Startup founders often ask us how to legitimize a handshake equity agreement between two founders. This is a great question and often comes up around equity grants. When it comes to the ownership of the company, what happens a lot of times, one of the founders incorporates the company and he or she is recruiting the business or the technical founder and promises them a certain amount of equity. However, that can go on for a long time and it’s in the best interest of the company and everyone involved to formalize and legitimize that agreement so that there are no misunderstandings. This also helps protect the company and team.

When should founders legitimize a handshake equity agreement?

It’s important to legitimize a handshake equity agreement as early as possible because as startups start to grow, the valuation or value of the startup goes up. When you are forming those agreements and the stock agreements, you want to issue stock at as low a price as possible so that there’s the most upside and so that your co-founder has a lot of upsides and can pay less in taxes. 

So I recommend people do this as soon as the agreement is reached. I don’t like the handshake agreements that go for three or six months or even a year. It can breed a lot of insecurity and it can have financial ramifications for everybody. 

You should hire a lawyer when legitimizing a handshake equity agreement.

So the way you are going to do it is, you are going to hire a good lawyer. That’s right, a good lawyer is inexpensive and will save you a ton of time and make sure it’s done properly. At Kruze we’ve got a ton of good lawyers we work with if you need a referral. And that lawyer is going to put together what’s called a founder share agreement or grant. And that’s going to be spelled out exactly how many shares the co-founder gets, basically the percentage value of the company. And it’s not that long of a document, but it also protects the company and it’s also going to spell out vesting periods. Typically, founder shares can also be vested. So you’ll vest over four years and you’ll have a one-year cliff, meaning you don’t get any of it until you pass the one-year mark and then you start vesting every month. But the cool thing about founder shares is that they can be purchased in advance even if you haven’t vested all of them. And that allows you to lock in that very, very low price.

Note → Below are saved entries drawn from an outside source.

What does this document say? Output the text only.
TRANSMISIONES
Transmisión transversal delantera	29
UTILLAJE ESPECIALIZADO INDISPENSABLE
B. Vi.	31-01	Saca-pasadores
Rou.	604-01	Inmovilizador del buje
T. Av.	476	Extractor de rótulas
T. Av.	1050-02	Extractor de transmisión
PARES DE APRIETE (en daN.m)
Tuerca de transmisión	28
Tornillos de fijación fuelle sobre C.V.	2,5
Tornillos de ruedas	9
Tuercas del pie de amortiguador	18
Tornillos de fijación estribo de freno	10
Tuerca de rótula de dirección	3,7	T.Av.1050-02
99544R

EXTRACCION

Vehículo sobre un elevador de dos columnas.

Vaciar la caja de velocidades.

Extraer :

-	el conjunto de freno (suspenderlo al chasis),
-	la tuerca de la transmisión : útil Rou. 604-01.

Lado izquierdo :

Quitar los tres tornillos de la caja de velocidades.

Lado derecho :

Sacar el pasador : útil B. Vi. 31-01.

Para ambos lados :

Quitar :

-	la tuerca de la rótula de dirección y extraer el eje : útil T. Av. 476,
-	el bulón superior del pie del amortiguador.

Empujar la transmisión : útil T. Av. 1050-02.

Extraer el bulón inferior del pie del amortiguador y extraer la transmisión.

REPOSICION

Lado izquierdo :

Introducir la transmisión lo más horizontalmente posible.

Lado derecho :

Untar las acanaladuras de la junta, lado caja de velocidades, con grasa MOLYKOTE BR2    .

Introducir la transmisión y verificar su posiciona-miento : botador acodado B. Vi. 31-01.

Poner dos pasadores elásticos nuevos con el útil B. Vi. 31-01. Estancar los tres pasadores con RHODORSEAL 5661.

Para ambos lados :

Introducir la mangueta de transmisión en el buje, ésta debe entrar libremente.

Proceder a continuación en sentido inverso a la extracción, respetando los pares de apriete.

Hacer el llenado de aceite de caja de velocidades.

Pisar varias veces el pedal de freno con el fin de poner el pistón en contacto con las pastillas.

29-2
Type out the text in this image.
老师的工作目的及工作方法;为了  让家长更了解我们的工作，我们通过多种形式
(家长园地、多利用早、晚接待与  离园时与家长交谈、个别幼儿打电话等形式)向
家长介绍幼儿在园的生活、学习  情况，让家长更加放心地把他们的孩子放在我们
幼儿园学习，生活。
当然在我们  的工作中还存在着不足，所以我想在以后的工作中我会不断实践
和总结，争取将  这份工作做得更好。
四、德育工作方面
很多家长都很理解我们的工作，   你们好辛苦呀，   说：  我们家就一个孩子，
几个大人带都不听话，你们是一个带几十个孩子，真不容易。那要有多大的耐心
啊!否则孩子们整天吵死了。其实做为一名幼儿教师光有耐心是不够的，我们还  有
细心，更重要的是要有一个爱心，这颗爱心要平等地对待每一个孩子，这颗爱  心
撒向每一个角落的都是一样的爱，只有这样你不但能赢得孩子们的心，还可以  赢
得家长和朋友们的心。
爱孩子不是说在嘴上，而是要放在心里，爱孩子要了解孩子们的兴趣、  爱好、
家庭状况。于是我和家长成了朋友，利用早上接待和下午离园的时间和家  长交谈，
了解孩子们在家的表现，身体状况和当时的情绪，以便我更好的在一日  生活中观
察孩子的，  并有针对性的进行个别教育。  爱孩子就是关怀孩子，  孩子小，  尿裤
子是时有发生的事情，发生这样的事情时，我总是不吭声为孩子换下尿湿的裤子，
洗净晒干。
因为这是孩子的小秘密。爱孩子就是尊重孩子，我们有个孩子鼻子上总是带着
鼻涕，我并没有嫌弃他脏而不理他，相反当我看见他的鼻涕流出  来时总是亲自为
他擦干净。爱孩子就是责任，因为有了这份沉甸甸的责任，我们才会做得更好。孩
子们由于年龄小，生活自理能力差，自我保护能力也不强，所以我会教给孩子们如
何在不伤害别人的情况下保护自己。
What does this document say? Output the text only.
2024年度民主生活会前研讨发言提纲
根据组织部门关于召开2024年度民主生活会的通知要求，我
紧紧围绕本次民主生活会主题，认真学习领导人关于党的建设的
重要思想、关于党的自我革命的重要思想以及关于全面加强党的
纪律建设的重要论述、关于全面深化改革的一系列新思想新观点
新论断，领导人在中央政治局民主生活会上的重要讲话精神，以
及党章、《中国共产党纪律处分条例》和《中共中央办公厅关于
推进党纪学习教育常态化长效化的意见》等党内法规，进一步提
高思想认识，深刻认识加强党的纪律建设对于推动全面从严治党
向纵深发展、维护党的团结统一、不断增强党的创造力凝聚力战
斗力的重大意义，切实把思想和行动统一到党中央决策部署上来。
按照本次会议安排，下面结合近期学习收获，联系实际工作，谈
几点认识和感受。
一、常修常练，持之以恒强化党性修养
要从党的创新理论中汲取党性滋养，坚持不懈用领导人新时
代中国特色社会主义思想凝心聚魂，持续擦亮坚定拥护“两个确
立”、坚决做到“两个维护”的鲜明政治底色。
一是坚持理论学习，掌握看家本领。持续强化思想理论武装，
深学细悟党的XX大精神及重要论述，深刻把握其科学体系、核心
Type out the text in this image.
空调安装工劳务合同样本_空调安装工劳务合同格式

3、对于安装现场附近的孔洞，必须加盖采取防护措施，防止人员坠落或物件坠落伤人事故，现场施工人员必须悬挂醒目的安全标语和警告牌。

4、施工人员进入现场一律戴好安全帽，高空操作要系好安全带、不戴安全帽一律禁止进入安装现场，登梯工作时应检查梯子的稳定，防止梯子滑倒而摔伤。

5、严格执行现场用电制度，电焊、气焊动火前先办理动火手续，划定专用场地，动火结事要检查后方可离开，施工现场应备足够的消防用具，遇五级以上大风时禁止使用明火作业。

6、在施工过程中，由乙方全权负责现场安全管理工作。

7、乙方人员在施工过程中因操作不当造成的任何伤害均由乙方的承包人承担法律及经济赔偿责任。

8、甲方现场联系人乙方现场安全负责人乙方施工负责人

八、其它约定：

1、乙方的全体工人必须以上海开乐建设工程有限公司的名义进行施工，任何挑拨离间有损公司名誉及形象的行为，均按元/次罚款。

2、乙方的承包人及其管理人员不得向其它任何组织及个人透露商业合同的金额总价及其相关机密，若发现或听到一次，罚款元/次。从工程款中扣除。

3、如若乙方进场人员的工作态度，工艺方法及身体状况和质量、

Also, certify mail the 83(b) form when you send it to the IRS.

You have 30 days to file an 83(b) from the date the paperwork goes into effect. Please don’t forget to do this. You will want to certify mail the forms when you send them to the IRS because this way, you will have proof you did it. And that means that you can lock in that low-cost basis and all appreciation after it is taxed at a capital gains rate which is much lower than the general income rate. You can read more about when to file an 83(b) election here.

PROTIP: The co-founder should absolutely sign an IP assignment as part of this so there is no IP that the company doesn’t own.

The company is protected because you are also going to have the co-founder sign an IP Assignment Agreement meaning all the technology they’ve built while they didn’t have this agreement formalized is going to be incorporated into the company’s IP. 

That way, when you go to get bought in three or four years nothing weird happens where the company does not own some of the IP that the co-founder created before he or she was working with the company. To recap, legitimize the equity agreement as soon as possible. It is in everyone’s best interest. Certify mail your forms to the IRS. Make sure you have a good lawyer. The lawyer’s going to know to have the IP assignment signed. The lawyer is going to know how to have the founder agreement drawn up correctly. 

And again, it’s just, it may be cheaper if you work with someone really good who does this all day long. 

How to manage your equity

Once you have your equity arrangement solidified from a legal point of view, you now have what’s called a “capitalization table” or a “cap table.” Basically, this is a chart/table that shows who owns what % of the company. If the company is just you and another cofounder (or two), keeping track of who owns what is pretty simple. However, as you take on outside investors or as you offer stock options to employees, or if you start to give warrants or other equity incentives to advisors, the complexity of managing your cap table goes up dramatically. At that point, you should pay for a cap table management software. It’s worth it to avoid the headache of confusion about who owns what!